Gardeners growing clematis are often confused about when to prune this climbing perennial. The good news is that if you make a mistake, you will not do irreparable harm---the blooms will simply appear later than usual. Determine whether your clematis falls into Group 1, 2 or 3 and then prune accordingly to encourage vigorous growth and lots of beautiful blooms.
Remove all dead and damaged vines in the spring prior to the start of the growing season. This early spring pruning benefits clematis plants of all types.
Determine which type of clematis you are growing. Some clematis plants bloom in early spring (Group 1).
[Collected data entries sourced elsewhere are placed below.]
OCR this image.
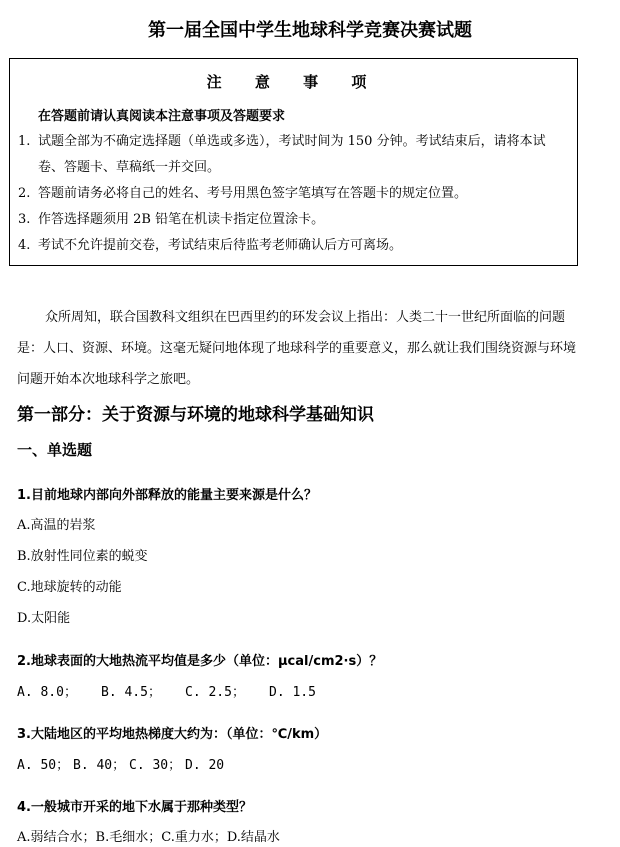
第一届全国中学生地球科学竞赛决赛试题
注 意 事 项
在答题前请认真阅读本注意事项及答题要求
1. 试题全部为不确定选择题（单选或多选），考试时间为 150 分钟。考试结束后，请将本试卷、答题卡、草稿纸一并交回。
2. 答题前请务必将自己的姓名、考号用黑色签字笔填写在答题卡的规定位置。
3. 作答选择题须用 2B 铅笔在机读卡指定位置涂卡。
4. 考试不允许提前交卷，考试结束后待监考老师确认后方可离场。

众所周知，联合国教科文组织在巴西里约的环发会议上指出：人类二十一世纪所面临的问题是：人口、资源、环境。这毫无疑问地体现了地球科学的重要意义，那么就让我们围绕资源与环境问题开始本次地球科学之旅吧。

第一部分：关于资源与环境的地球科学基础知识
一、单选题
1.目前地球内部向外部释放的能量主要来源是什么？
A.高温的岩浆
B.放射性同位素的蜕变
C.地球旋转的动能
D.太阳能
2.地球表面的大地热流平均值是多少（单位：μcal/cm2·s）？
A. 8.0； B. 4.5； C. 2.5； D. 1.5
3.大陆地区的平均地热梯度大约为：（单位：℃/km）
A. 50； B. 40； C. 30； D. 20
4.一般城市开采的地下水属于那种类型？
A.弱结合水；B.毛细水；C.重力水；D.结晶水
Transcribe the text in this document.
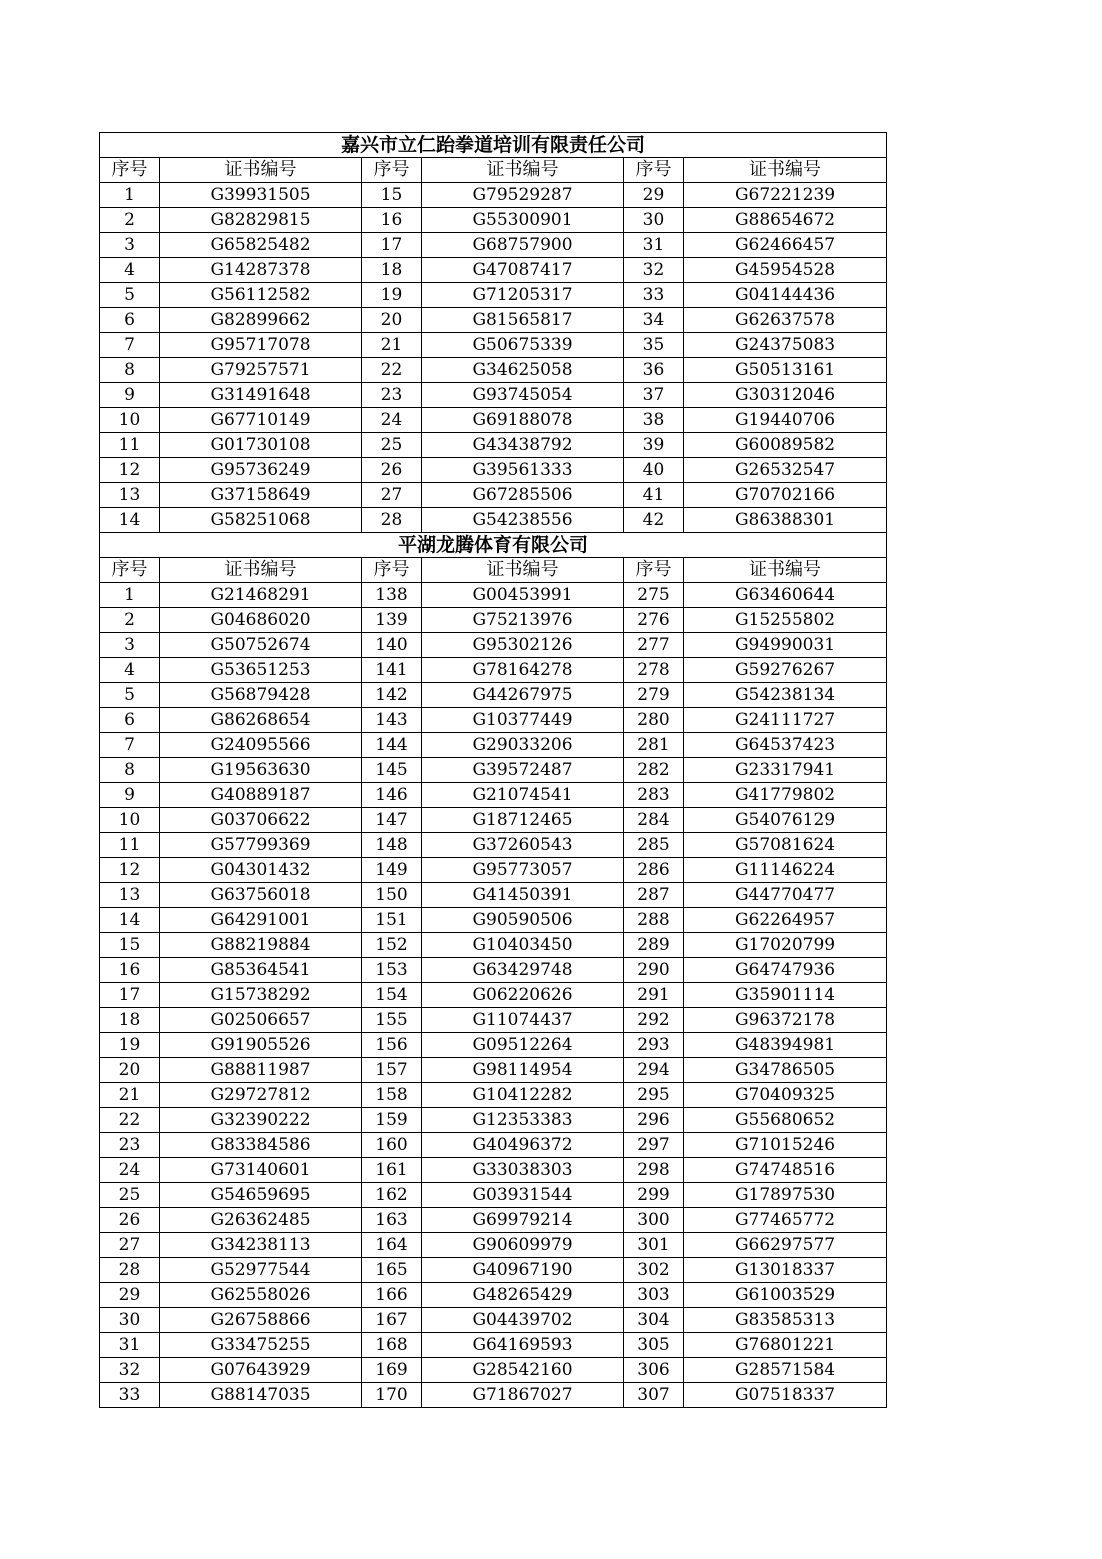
嘉兴市立仁跆拳道培训有限责任公司					
序号	证书编号	序号	证书编号	序号	证书编号
1	G39931505	15	G79529287	29	G67221239
2	G82829815	16	G55300901	30	G88654672
3	G65825482	17	G68757900	31	G62466457
4	G14287378	18	G47087417	32	G45954528
5	G56112582	19	G71205317	33	G04144436
6	G82899662	20	G81565817	34	G62637578
7	G95717078	21	G50675339	35	G24375083
8	G79257571	22	G34625058	36	G50513161
9	G31491648	23	G93745054	37	G30312046
10	G67710149	24	G69188078	38	G19440706
11	G01730108	25	G43438792	39	G60089582
12	G95736249	26	G39561333	40	G26532547
13	G37158649	27	G67285506	41	G70702166
14	G58251068	28	G54238556	42	G86388301
平湖龙腾体育有限公司					
序号	证书编号	序号	证书编号	序号	证书编号
1	G21468291	138	G00453991	275	G63460644
2	G04686020	139	G75213976	276	G15255802
3	G50752674	140	G95302126	277	G94990031
4	G53651253	141	G78164278	278	G59276267
5	G56879428	142	G44267975	279	G54238134
6	G86268654	143	G10377449	280	G24111727
7	G24095566	144	G29033206	281	G64537423
8	G19563630	145	G39572487	282	G23317941
9	G40889187	146	G21074541	283	G41779802
10	G03706622	147	G18712465	284	G54076129
11	G57799369	148	G37260543	285	G57081624
12	G04301432	149	G95773057	286	G11146224
13	G63756018	150	G41450391	287	G44770477
14	G64291001	151	G90590506	288	G62264957
15	G88219884	152	G10403450	289	G17020799
16	G85364541	153	G63429748	290	G64747936
17	G15738292	154	G06220626	291	G35901114
18	G02506657	155	G11074437	292	G96372178
19	G91905526	156	G09512264	293	G48394981
20	G88811987	157	G98114954	294	G34786505
21	G29727812	158	G10412282	295	G70409325
22	G32390222	159	G12353383	296	G55680652
23	G83384586	160	G40496372	297	G71015246
24	G73140601	161	G33038303	298	G74748516
25	G54659695	162	G03931544	299	G17897530
26	G26362485	163	G69979214	300	G77465772
27	G34238113	164	G90609979	301	G66297577
28	G52977544	165	G40967190	302	G13018337
29	G62558026	166	G48265429	303	G61003529
30	G26758866	167	G04439702	304	G83585313
31	G33475255	168	G64169593	305	G76801221
32	G07643929	169	G28542160	306	G28571584
33	G88147035	170	G71867027	307	G07518337
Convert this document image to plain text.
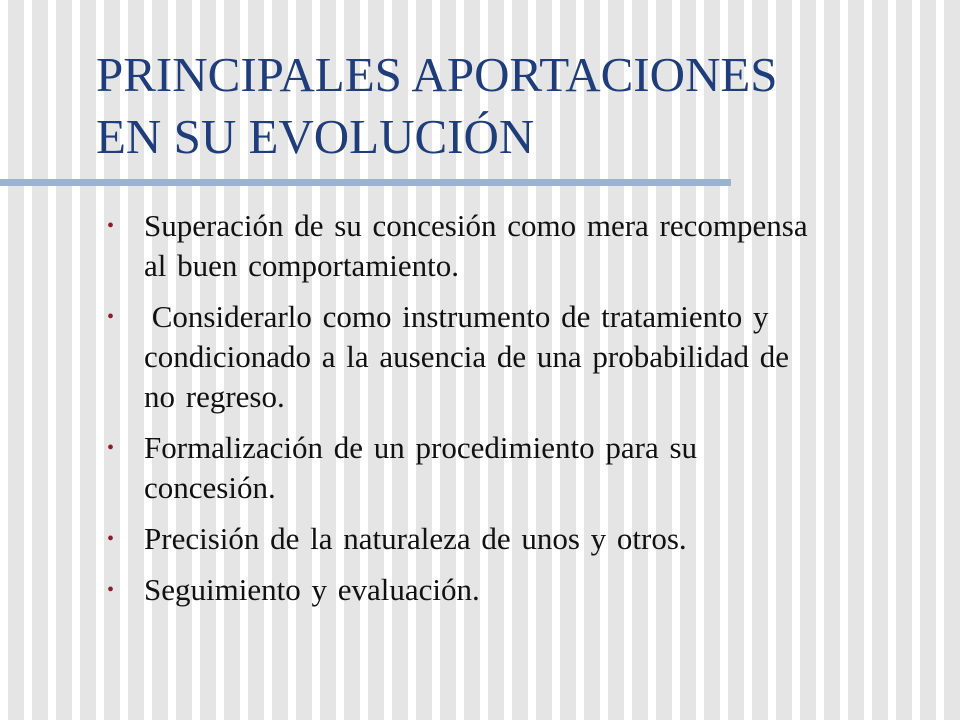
PRINCIPALES APORTACIONES
EN SU EVOLUCIÓN
• Superación de su concesión como mera recompensa
al buen comportamiento.
• Considerarlo como instrumento de tratamiento y
condicionado a la ausencia de una probabilidad de
no regreso.
• Formalización de un procedimiento para su
concesión.
• Precisión de la naturaleza de unos y otros.
• Seguimiento y evaluación.
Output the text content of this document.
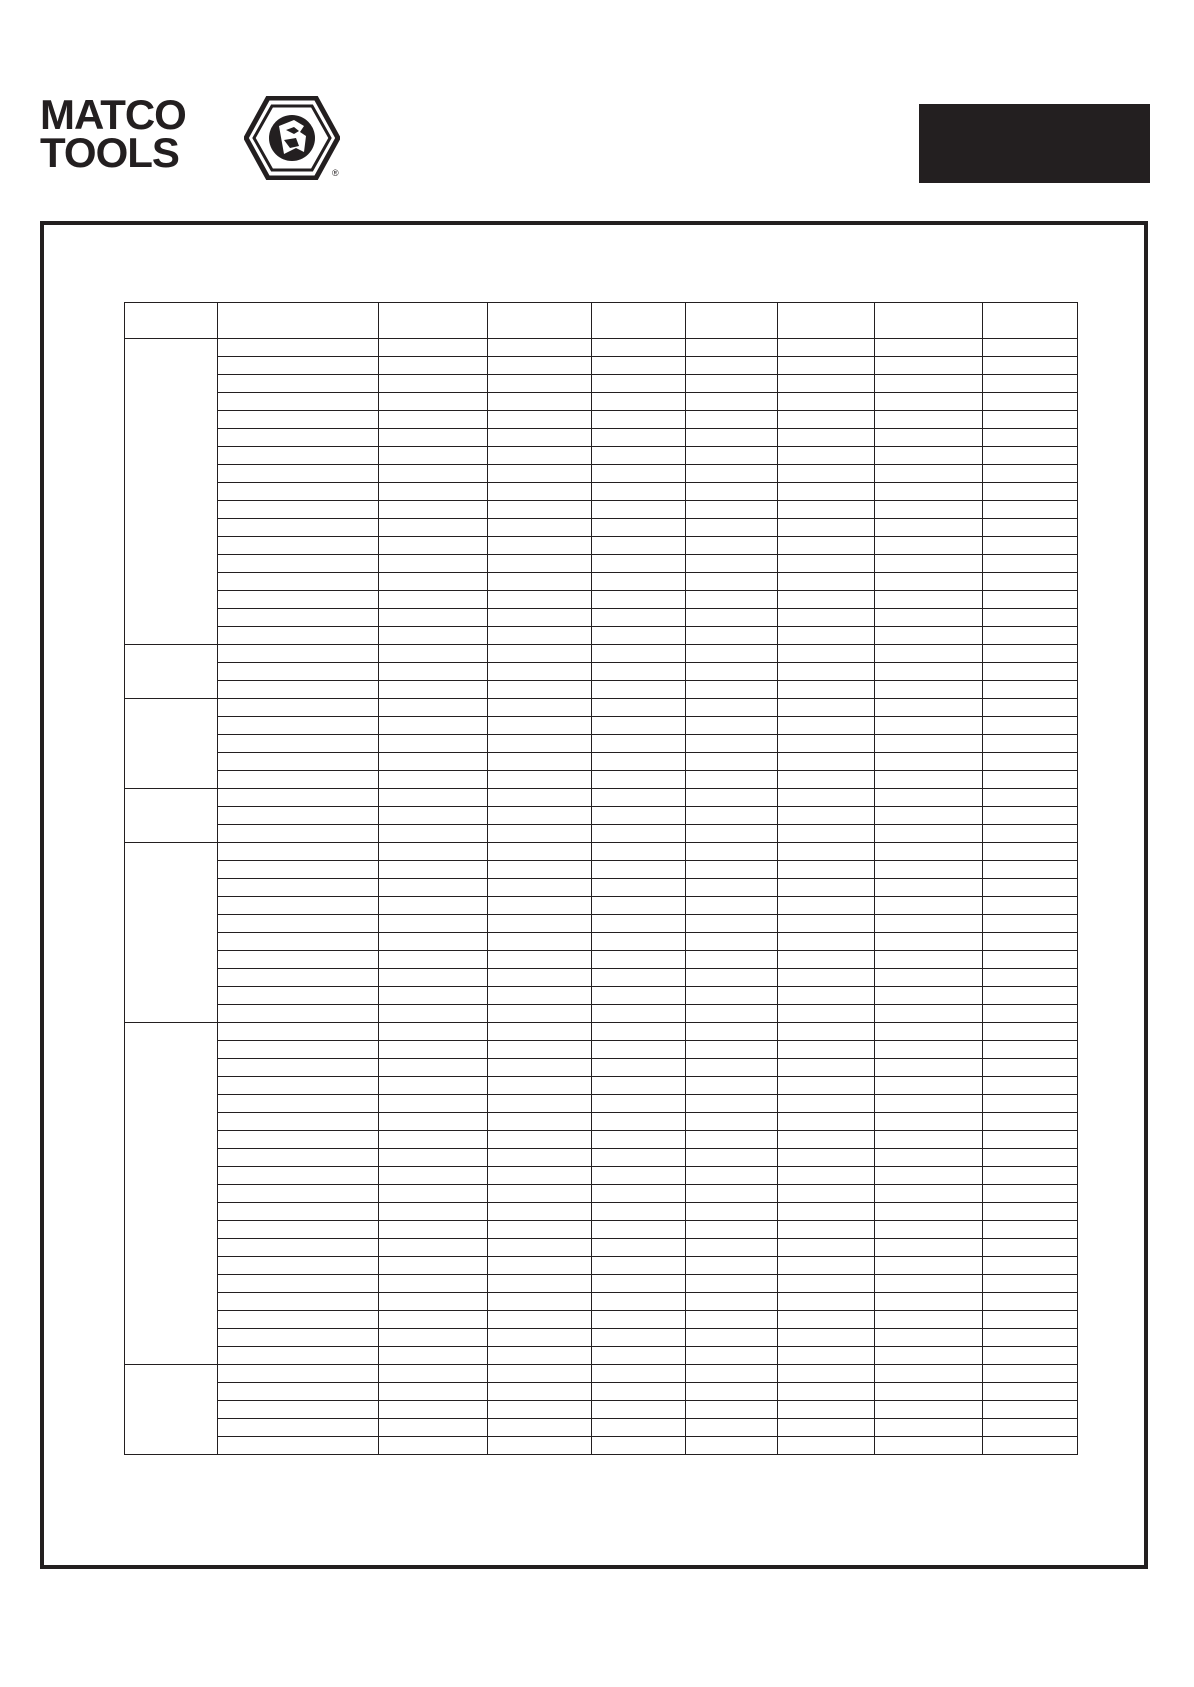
MATCO
TOOLS	®
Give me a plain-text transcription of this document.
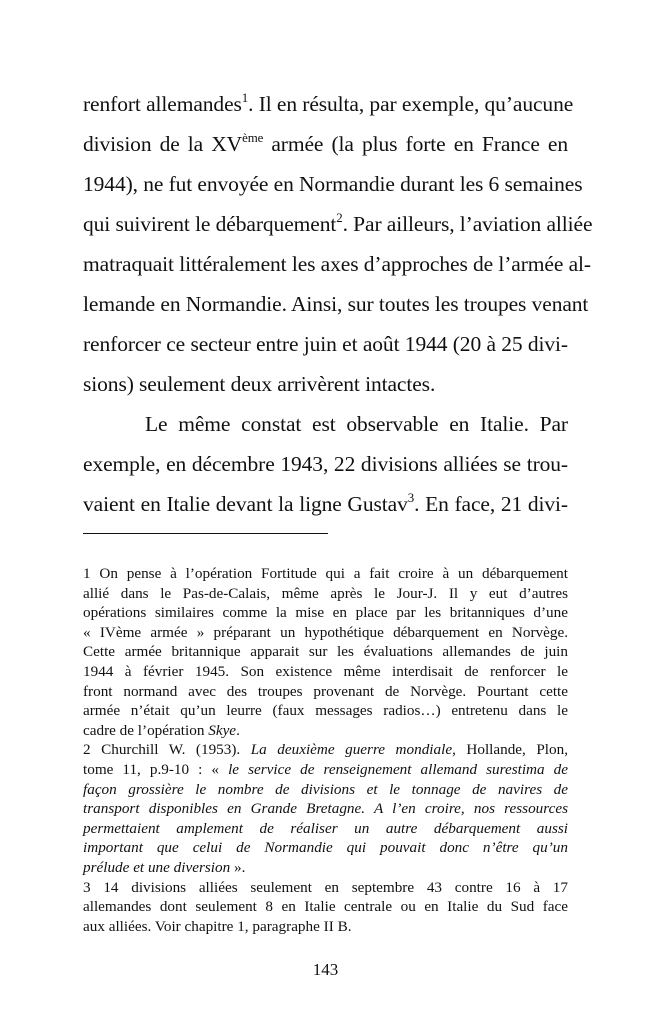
renfort allemandes$^1$. Il en résulta, par exemple, qu’aucune
division de la XVème armée (la plus forte en France en
1944), ne fut envoyée en Normandie durant les 6 semaines
qui suivirent le débarquement$^2$. Par ailleurs, l’aviation alliée
matraquait littéralement les axes d’approches de l’armée al-
lemande en Normandie. Ainsi, sur toutes les troupes venant
renforcer ce secteur entre juin et août 1944 (20 à 25 divi-
sions) seulement deux arrivèrent intactes.
Le même constat est observable en Italie. Par
exemple, en décembre 1943, 22 divisions alliées se trou-
vaient en Italie devant la ligne Gustav$^3$. En face, 21 divi-
1 On pense à l’opération Fortitude qui a fait croire à un débarquement
allié dans le Pas-de-Calais, même après le Jour-J. Il y eut d’autres
opérations similaires comme la mise en place par les britanniques d’une
« IVème armée » préparant un hypothétique débarquement en Norvège.
Cette armée britannique apparait sur les évaluations allemandes de juin
1944 à février 1945. Son existence même interdisait de renforcer le
front normand avec des troupes provenant de Norvège. Pourtant cette
armée n’était qu’un leurre (faux messages radios…) entretenu dans le
cadre de l’opération Skye.
2 Churchill W. (1953). La deuxième guerre mondiale, Hollande, Plon,
tome 11, p.9-10 : « le service de renseignement allemand surestima de
façon grossière le nombre de divisions et le tonnage de navires de
transport disponibles en Grande Bretagne. A l’en croire, nos ressources
permettaient amplement de réaliser un autre débarquement aussi
important que celui de Normandie qui pouvait donc n’être qu’un
prélude et une diversion ».
3 14 divisions alliées seulement en septembre 43 contre 16 à 17
allemandes dont seulement 8 en Italie centrale ou en Italie du Sud face
aux alliées. Voir chapitre 1, paragraphe II B.
143
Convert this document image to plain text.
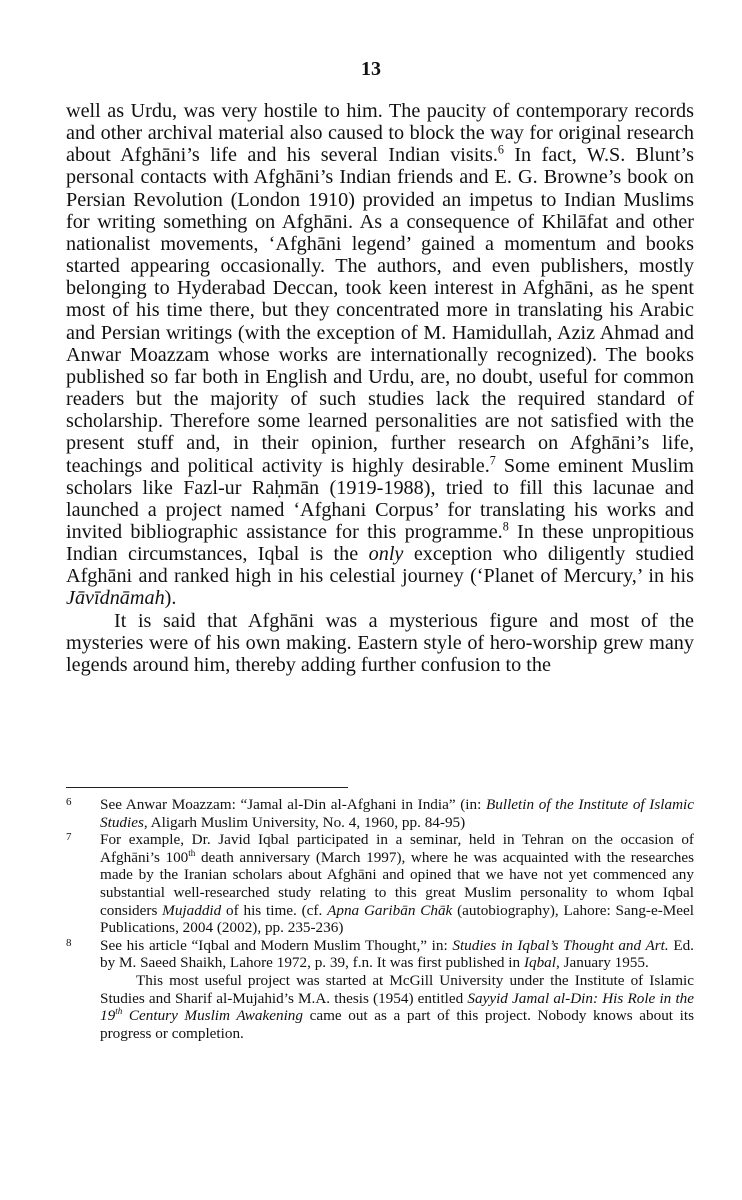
13

well as Urdu, was very hostile to him. The paucity of contemporary records and other archival material also caused to block the way for original research about Afghāni’s life and his several Indian visits.$^6$ In fact, W.S. Blunt’s personal contacts with Afghāni’s Indian friends and E. G. Browne’s book on Persian Revolution (London 1910) provided an impetus to Indian Muslims for writing something on Afghāni. As a consequence of Khilāfat and other nationalist movements, ‘Afghāni legend’ gained a momentum and books started appearing occasionally. The authors, and even publishers, mostly belonging to Hyderabad Deccan, took keen interest in Afghāni, as he spent most of his time there, but they concentrated more in translating his Arabic and Persian writings (with the exception of M. Hamidullah, Aziz Ahmad and Anwar Moazzam whose works are internationally recognized). The books published so far both in English and Urdu, are, no doubt, useful for common readers but the majority of such studies lack the required standard of scholarship. Therefore some learned personalities are not satisfied with the present stuff and, in their opinion, further research on Afghāni’s life, teachings and political activity is highly desirable.$^7$ Some eminent Muslim scholars like Fazl-ur Raḥmān (1919-1988), tried to fill this lacunae and launched a project named ‘Afghani Corpus’ for translating his works and invited bibliographic assistance for this programme.$^8$ In these unpropitious Indian circumstances, Iqbal is the only exception who diligently studied Afghāni and ranked high in his celestial journey (‘Planet of Mercury,’ in his Jāvīdnāmah).

It is said that Afghāni was a mysterious figure and most of the mysteries were of his own making. Eastern style of hero-worship grew many legends around him, thereby adding further confusion to the

6 See Anwar Moazzam: “Jamal al-Din al-Afghani in India” (in: Bulletin of the Institute of Islamic Studies, Aligarh Muslim University, No. 4, 1960, pp. 84-95)
7 For example, Dr. Javid Iqbal participated in a seminar, held in Tehran on the occasion of Afghāni’s 100th death anniversary (March 1997), where he was acquainted with the researches made by the Iranian scholars about Afghāni and opined that we have not yet commenced any substantial well-researched study relating to this great Muslim personality to whom Iqbal considers Mujaddid of his time. (cf. Apna Garibān Chāk (autobiography), Lahore: Sang-e-Meel Publications, 2004 (2002), pp. 235-236)
8 See his article “Iqbal and Modern Muslim Thought,” in: Studies in Iqbal’s Thought and Art. Ed. by M. Saeed Shaikh, Lahore 1972, p. 39, f.n. It was first published in Iqbal, January 1955.
This most useful project was started at McGill University under the Institute of Islamic Studies and Sharif al-Mujahid’s M.A. thesis (1954) entitled Sayyid Jamal al-Din: His Role in the 19th Century Muslim Awakening came out as a part of this project. Nobody knows about its progress or completion.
Some bloom in early summer (Group 2). Others bloom during the summer and into the autumn (Group 3). Proceed with the pruning directions for the group your clematis belongs to.
Prune a Group 1 clematis immediately after it finishes blooming in the spring. Remove the spent blossoms just below the blooms. Group 1 clematis plants require only minimal pruning to shape them and keep them growing attractively.
Trim Group 2 clematis plants in the spring by cutting each vine back to the first set of green buds. This will remove approximately one-third of the stem length. To help the plant develop a strong root system, cut back the entire plant to 1 foot in height for the first two growing seasons after planting.
Prune Group 3 clematis plants in the early spring by cutting each stem down to approximately 1 foot in height.